Usul ve yasaya uygun bilirkişi raporunda meydana gelen kazada davalının sigortalısının 2918 sayılı Karayolları Trafik Kanunu uyarınca , %100 asli kusurlu olduğu;
—-plaka nolu,—- model, —- marka—- model araç (sahibi: —–; trafik sigorta: —– Sigorta) sürücü …: dava konusu kazada atfı kabil kusuru bulunmadığı,
dava konusu 19/07/2021 kaza tarihi itibariyle 42.655,22 TL olarak değer kaybı hesaplandığı bilirkişi tarafından verilen rapor ile tespit edilmiştir.Tüm dosya kapsamı, bilirkişi raporu bir bütün olarak değerlendirildiğinde bilirkişinin değer kaybı hesaplamasının dosya kapsamına usul ve yasaya uygun olduğu, sigortanın sigortalı araç sürücüsünün kusuru oranında zarardan sorumlu olacağı nazara alınarak bilirkişi raporu hükme esas alınarak davanın kabulü yolunda aşağıdaki şekilde hüküm tesis edilmiştir. Faiz başlangıç tarihi davacının davalıya 13/05/2022 başvuru tarihinden 8 iş günü sonrası temerrüte düşmesi nedeniyle faiz bu tarihten başlatılmıştır.
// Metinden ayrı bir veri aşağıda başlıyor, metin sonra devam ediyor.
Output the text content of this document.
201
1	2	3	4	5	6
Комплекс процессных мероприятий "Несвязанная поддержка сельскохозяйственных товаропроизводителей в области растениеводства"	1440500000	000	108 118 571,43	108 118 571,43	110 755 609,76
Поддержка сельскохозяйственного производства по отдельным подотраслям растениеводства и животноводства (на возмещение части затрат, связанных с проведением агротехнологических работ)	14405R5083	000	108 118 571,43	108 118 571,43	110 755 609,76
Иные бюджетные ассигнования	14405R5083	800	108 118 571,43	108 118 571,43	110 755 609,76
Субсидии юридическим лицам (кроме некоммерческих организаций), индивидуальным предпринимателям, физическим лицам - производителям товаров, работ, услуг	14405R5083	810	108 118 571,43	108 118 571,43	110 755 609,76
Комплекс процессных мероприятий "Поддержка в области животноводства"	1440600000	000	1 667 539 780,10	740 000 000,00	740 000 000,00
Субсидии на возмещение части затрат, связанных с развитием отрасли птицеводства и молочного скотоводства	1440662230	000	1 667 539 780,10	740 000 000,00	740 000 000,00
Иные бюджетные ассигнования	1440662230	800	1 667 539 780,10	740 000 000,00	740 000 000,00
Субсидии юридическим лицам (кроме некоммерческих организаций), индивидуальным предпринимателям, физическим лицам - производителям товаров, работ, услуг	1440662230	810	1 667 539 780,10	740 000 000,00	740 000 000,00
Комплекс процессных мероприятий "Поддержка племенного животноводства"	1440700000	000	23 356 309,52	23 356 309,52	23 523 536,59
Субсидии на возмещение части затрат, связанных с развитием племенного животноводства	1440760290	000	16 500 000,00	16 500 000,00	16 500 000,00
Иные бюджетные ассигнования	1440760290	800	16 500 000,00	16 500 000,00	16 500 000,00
H Ü K Ü M: Gerekçesi yukarıda açıklandığı üzere;
1-Davanın kabulü ile, 42.655,22 TL değer kaybı, 26/05/2022 tarihinden itibaren işleyecek yasal faizi ile birlikte davalıdan alınarak davacıya verilmesine,
2-Alınması gerekli karar ve ilam harcı olan 421,98 TL’den dava açılırken yatırılan 59,30 TL ve ıslah ile yatırılan 20,50 TL olmak üzere toplam 79,80 TL harcın mahsubu ile bakiye kalan 342,18 TL karar ve ilam harcının davalıdan tahsili ile hazineye irat kaydına,
3-Davacı tarafça yatırılan 80,70 TL peşin harç, 80,70 TL başvurma harcı, 712,00 TL ıslah harcı olmak üzere toplam 873,40 TL harcın davalıdan tahsili ile davacıya verilmesine,
4-Davacı tarafından yapılan 2.500,00 TL bilirkişi ücreti, 192,25 TL posta gideri olmak üzere toplam 2.692,25 TL yargılama giderinin davalıdan tahsili ile davacıya verilmesine,
5-Davalı tarafından yapılan yargılama gideri bulunmadığından bu hususta karar verilmesine yer olmadığına,
6-Davacı kendisini vekil ile temsil ettirdiğinden, karar tarihinde yürürlükte bulunan AAÜT’ye göre belirlenecek 17.900,00 TL vekalet ücretinin davalıdan tahsili ile davacıya ödenmesine,
7-Suçüstü ödeneğinden karşılanan 1.560,00 TL arabuluculuk ücretinin davalıdan alınarak hazineye gelir kaydına,
8-Kararın kesinleşmesi halinde kullanılmayan gider avansının ilgili tarafa iadesine,Dair davacı vekilinin yüzüne karşı davalının yokluğunda, kararın tebliğinden itibaren 2 haftalık süre içinde —-Bölge Adliye Mahkemesinde istinaf yolu açık olmak üzere verilen karar, açıkça okunup, usulen anlatıldı.